Wie gut, dass wir nie wieder schwere Lexika, unhandliche Gesamtausgaben und mehrbändige Romane mit uns an den Strand oder auf den Golfplatz schleppen müssen! Und wie schwer war es doch, sich in einer Buchhandlung zu orientieren! Das ist nun nicht mehr nötig; denn Amazon weiß, was uns frommt. Auch können wir die Bücherregale entbehren, die so viel Platz an unseren Wänden in Anspruch nehmen, und dafür einen 42-Zoll-Flachbildschirm aufhängen oder ein riesiges Kunstwerk aus der neuesten Art-Basel-Kollektion.
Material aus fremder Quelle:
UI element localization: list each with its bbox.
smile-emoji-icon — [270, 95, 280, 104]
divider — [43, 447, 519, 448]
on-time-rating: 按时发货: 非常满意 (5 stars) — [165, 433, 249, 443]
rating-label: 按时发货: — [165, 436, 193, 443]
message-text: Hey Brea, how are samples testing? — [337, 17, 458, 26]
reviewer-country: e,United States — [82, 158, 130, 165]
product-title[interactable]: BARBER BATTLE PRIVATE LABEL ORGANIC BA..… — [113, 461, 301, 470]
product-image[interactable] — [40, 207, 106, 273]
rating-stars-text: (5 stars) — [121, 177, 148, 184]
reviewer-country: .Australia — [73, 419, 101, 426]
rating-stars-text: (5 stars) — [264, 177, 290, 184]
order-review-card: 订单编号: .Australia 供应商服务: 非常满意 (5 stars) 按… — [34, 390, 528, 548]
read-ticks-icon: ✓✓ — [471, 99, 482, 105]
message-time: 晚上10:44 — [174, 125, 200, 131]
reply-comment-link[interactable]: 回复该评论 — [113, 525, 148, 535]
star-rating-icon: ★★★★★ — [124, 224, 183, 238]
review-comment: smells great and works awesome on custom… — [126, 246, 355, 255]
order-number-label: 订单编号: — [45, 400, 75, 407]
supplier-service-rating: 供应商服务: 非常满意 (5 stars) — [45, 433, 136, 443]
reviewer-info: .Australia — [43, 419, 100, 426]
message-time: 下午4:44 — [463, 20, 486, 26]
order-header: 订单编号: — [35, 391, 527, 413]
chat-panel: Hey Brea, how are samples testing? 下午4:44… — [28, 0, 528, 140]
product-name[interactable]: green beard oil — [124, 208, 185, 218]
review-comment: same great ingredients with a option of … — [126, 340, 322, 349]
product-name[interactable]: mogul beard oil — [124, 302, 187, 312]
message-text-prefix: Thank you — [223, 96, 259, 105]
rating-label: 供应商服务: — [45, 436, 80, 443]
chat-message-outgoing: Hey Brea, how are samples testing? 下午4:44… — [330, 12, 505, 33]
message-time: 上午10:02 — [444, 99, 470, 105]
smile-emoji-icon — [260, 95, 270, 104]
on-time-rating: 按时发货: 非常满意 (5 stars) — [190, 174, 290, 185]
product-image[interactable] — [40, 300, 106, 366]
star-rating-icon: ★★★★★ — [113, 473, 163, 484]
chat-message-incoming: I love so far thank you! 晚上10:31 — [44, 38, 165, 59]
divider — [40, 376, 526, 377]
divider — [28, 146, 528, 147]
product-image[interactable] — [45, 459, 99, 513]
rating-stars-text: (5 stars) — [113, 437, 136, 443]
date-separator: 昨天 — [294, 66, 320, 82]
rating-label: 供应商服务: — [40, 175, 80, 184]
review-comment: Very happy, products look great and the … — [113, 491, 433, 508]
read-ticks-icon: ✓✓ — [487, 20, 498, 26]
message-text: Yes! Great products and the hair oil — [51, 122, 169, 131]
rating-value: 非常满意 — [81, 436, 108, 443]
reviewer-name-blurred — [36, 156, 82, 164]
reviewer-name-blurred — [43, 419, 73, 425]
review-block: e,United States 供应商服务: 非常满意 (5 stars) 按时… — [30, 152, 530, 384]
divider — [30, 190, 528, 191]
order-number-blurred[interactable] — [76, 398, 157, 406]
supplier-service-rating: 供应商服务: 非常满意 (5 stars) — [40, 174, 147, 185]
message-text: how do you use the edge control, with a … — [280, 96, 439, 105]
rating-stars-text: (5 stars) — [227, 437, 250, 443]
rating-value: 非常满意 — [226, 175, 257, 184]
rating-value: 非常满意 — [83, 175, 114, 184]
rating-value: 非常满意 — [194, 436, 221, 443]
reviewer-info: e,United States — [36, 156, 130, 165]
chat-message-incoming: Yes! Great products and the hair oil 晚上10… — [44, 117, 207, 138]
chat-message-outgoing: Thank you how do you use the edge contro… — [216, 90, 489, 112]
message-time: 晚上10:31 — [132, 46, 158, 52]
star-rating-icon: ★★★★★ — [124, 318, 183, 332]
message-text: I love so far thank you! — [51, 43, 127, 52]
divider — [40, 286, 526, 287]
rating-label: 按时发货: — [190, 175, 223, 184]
Wehklagen über den Stand der Dinge wäre vergeblich. Dennoch erlauben wir uns zum Schluss, ein paar Kleinigkeiten zu erwähnen. Als Betriebssystem ist das Buch schwer zu toppen. Es braucht keine Batterie und keine Antenne. Man kann darin blättern, man kann es verschenken oder wegschmeißen. Es ist auf keinen Monopolisten angewiesen. Sein Betriebssystem hält sich seit Jahrhunderten; es veraltet nicht innerhalb von zehn Jahren. Bücher kann man anfassen. Sie liegen angenehm in der Hand. Wir bitten um Nachsicht für Leser, die das lässiger finden als eine Plastikschachtel.